Ogenschijnlijk is het verband tussen het feest van de evangelist, Sint Marcus en de grote bidprocessie op 25 april ver te zoeken, maar de Rooms Katholieke Kerk wist natuurlijk een en ander te combineren, temeer, omdat de oude heidense processie eveneens op die datum viel. Tijdens de vierde eeuw werd deze rondgang gekerstend en geleid naar de kerk van St. Laurentius in Lucina. Hoe het ook zij, de processies werden voortgezet en het ligt voor de hand, dat de kruisen in het veld, op de wegkruisingen en op de grenzen der parochies of van kerkelijke goederen daarbij als rustplaats dienden, waar de priester dan een kort homilie of toespraak hield en bad voor het welslagen der oogst. Klaarblijkelijk gaven de meetrekkenden aan bepaalde kruisen, die op die kruisdagen bezocht werden, de naam van hagelkruis, daar immers dikwijls de hagelbuien de oorzaak zijn van oogstrampen in een dergelijk gebied.

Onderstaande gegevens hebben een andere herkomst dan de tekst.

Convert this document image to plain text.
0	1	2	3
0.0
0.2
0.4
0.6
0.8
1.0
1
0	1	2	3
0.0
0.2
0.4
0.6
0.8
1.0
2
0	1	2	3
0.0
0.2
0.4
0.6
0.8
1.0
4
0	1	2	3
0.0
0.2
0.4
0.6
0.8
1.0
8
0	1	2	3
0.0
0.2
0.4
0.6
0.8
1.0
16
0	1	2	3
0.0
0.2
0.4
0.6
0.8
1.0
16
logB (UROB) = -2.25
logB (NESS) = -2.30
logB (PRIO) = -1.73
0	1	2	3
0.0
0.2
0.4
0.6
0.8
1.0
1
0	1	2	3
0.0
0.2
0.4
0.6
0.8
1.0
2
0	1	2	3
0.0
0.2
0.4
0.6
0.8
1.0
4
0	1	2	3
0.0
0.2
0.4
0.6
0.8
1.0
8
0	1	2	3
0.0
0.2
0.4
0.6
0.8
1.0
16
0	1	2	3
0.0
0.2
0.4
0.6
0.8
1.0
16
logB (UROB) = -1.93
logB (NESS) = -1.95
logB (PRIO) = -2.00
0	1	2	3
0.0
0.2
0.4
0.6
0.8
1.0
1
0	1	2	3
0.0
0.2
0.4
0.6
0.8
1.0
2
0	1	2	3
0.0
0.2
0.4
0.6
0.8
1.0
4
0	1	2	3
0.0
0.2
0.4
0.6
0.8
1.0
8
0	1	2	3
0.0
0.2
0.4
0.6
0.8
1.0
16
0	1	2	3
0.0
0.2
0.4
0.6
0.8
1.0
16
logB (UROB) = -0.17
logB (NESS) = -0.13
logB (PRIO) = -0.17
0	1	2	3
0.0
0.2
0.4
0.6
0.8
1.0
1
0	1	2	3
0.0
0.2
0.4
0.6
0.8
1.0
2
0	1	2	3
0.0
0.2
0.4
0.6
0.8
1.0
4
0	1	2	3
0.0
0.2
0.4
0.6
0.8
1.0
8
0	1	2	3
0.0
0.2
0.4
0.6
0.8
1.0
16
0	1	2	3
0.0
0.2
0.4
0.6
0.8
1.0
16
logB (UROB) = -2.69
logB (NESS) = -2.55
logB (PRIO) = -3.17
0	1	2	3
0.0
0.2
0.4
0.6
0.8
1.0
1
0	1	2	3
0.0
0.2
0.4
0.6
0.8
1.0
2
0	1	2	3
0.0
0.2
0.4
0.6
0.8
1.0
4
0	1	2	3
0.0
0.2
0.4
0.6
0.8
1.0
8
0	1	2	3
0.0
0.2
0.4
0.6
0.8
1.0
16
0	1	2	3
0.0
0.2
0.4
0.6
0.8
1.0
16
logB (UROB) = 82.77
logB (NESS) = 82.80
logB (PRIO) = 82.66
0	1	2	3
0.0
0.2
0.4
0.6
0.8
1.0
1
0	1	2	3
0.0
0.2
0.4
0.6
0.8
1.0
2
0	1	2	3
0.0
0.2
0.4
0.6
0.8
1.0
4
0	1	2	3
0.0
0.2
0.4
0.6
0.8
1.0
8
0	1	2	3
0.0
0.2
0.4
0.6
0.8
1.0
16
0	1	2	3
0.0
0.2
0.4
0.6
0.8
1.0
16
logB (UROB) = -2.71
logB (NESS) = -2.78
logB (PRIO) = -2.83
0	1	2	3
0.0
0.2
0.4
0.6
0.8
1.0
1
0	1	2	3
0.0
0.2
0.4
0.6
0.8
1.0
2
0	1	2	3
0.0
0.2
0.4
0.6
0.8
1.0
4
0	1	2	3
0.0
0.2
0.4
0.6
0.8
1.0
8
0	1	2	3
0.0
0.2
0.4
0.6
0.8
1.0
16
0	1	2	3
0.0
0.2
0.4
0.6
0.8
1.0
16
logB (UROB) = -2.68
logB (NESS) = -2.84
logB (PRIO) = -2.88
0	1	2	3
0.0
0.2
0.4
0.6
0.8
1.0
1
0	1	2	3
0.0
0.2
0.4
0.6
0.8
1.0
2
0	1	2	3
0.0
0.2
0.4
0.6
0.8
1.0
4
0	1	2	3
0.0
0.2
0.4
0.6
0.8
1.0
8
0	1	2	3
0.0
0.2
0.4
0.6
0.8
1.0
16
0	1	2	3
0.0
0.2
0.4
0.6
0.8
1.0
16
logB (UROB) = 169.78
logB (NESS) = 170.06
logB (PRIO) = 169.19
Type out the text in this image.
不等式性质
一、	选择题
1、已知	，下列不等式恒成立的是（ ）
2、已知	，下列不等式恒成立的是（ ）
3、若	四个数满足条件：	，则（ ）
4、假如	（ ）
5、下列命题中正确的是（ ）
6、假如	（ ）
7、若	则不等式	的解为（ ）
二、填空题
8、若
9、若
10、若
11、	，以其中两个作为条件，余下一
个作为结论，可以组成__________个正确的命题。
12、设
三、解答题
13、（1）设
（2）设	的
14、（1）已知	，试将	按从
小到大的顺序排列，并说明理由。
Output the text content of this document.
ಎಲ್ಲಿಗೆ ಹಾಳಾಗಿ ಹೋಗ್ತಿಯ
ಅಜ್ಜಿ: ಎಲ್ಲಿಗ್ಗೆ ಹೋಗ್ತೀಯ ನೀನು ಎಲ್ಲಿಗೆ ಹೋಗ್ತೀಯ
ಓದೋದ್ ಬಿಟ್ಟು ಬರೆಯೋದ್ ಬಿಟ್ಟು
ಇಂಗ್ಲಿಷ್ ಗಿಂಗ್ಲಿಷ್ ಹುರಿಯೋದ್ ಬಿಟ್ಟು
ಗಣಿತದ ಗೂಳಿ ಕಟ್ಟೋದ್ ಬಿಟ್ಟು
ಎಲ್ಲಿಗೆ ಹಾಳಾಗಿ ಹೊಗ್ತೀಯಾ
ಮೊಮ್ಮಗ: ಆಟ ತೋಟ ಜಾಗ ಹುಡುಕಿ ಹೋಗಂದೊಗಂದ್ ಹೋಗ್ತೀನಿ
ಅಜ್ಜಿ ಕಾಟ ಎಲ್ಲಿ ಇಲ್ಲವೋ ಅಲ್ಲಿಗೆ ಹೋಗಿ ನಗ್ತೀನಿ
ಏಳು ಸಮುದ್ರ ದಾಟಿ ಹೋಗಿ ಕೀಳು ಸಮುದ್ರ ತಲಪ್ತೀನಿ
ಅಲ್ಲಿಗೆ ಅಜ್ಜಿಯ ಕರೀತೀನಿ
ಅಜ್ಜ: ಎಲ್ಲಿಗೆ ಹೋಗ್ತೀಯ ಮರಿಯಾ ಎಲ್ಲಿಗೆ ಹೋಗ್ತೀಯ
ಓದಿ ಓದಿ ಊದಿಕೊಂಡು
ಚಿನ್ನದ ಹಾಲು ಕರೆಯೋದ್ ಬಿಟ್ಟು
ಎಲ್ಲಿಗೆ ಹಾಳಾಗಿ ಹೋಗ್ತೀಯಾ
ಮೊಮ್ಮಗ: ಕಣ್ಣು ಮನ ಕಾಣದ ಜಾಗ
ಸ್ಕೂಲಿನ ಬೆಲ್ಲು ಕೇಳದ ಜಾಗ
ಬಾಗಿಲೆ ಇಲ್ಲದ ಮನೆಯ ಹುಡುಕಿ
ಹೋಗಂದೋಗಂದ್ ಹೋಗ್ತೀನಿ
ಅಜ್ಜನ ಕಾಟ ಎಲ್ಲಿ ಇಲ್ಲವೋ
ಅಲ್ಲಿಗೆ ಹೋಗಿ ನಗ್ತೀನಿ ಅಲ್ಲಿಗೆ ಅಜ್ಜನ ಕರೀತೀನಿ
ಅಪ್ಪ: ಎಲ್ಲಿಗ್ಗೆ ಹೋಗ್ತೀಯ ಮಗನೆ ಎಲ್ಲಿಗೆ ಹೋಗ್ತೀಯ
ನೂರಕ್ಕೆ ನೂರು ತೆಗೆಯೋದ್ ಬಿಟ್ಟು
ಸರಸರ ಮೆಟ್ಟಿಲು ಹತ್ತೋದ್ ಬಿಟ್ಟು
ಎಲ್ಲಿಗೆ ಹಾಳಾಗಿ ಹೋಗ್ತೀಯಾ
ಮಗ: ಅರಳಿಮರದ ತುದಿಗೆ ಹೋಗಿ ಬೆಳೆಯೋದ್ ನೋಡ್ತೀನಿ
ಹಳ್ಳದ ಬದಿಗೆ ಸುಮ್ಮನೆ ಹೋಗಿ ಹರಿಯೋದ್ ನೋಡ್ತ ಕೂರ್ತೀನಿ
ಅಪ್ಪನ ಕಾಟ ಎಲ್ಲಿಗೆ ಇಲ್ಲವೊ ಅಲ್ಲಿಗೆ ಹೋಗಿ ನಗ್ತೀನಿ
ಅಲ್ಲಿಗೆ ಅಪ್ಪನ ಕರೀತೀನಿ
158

Naar we weten vielen de oude parochie- of gemeentegrenzen veelal samen met zeer oude landwegen, waardoor aan de hand van oude kruisen, hagelkruisen, oude boerderijen en/of herbergen met een aantal kerkelijk- sociaal karakter de vroegere processiewegen opgespoord zouden kunnen worden, geholpen door de benaming of door de gebruiken, welke op die plaatsen zijn blijven voortbestaan. Twee voorbeelden van een dergelijke vroegere statie zijn:
In het rekenboek van het Gilde van Babberich en Holthuizen komt een aantekening uit 1449 met de benaming “Witte Kruis”voor. Deze naam was toen al een bekend begrip.
In de Middeleeuwen werden namelijk in de openlucht rechtszittingen gehouden bij bronnen, kruisen of andere markante punten. In het graafschap Loon was het Witte Kruis een plek waar de gerichtsbank zitting hield. Het is aannemelijk dat deze plek ook in Babberich als een gerichtsplaats heeft gediend. Hertog Adolf van Kleef benoemde in 1424 Johan van Lijnne tot rechter in de Liemers. Hij bezat het goed “het Heijckte” dat dicht bij het Witte Kruis lag. Het gilde deed op deze plek brood uit delen aan de armen.
Braamt in het kerspel Zeddam, waar zelfs nog omstreeks 1920 op de zondag voor
3 juni bij gelegenheid van de kermis 5 liter melk aan de arme, die zich aandiende, werd uitgereikt. Dit geschiedde op de boerderij van G. Kets aan de Koppelstraat en ook deze plaats verwijst naar een kerkelijk-sociaal middelpunt in de buurt, doch wel bedoeld voor de eigen parochiële armen, evenals als dat gold voor de inwoners van Babberich en Holthuizen t.a.v. het al genoemde Witte Kruis.
Zo groeide de traditie, dat met de Kruisdagen in elk dorp wel een kleine bidprocessie in of rond de kerk of zelfs naar het kerkhof werd gehouden.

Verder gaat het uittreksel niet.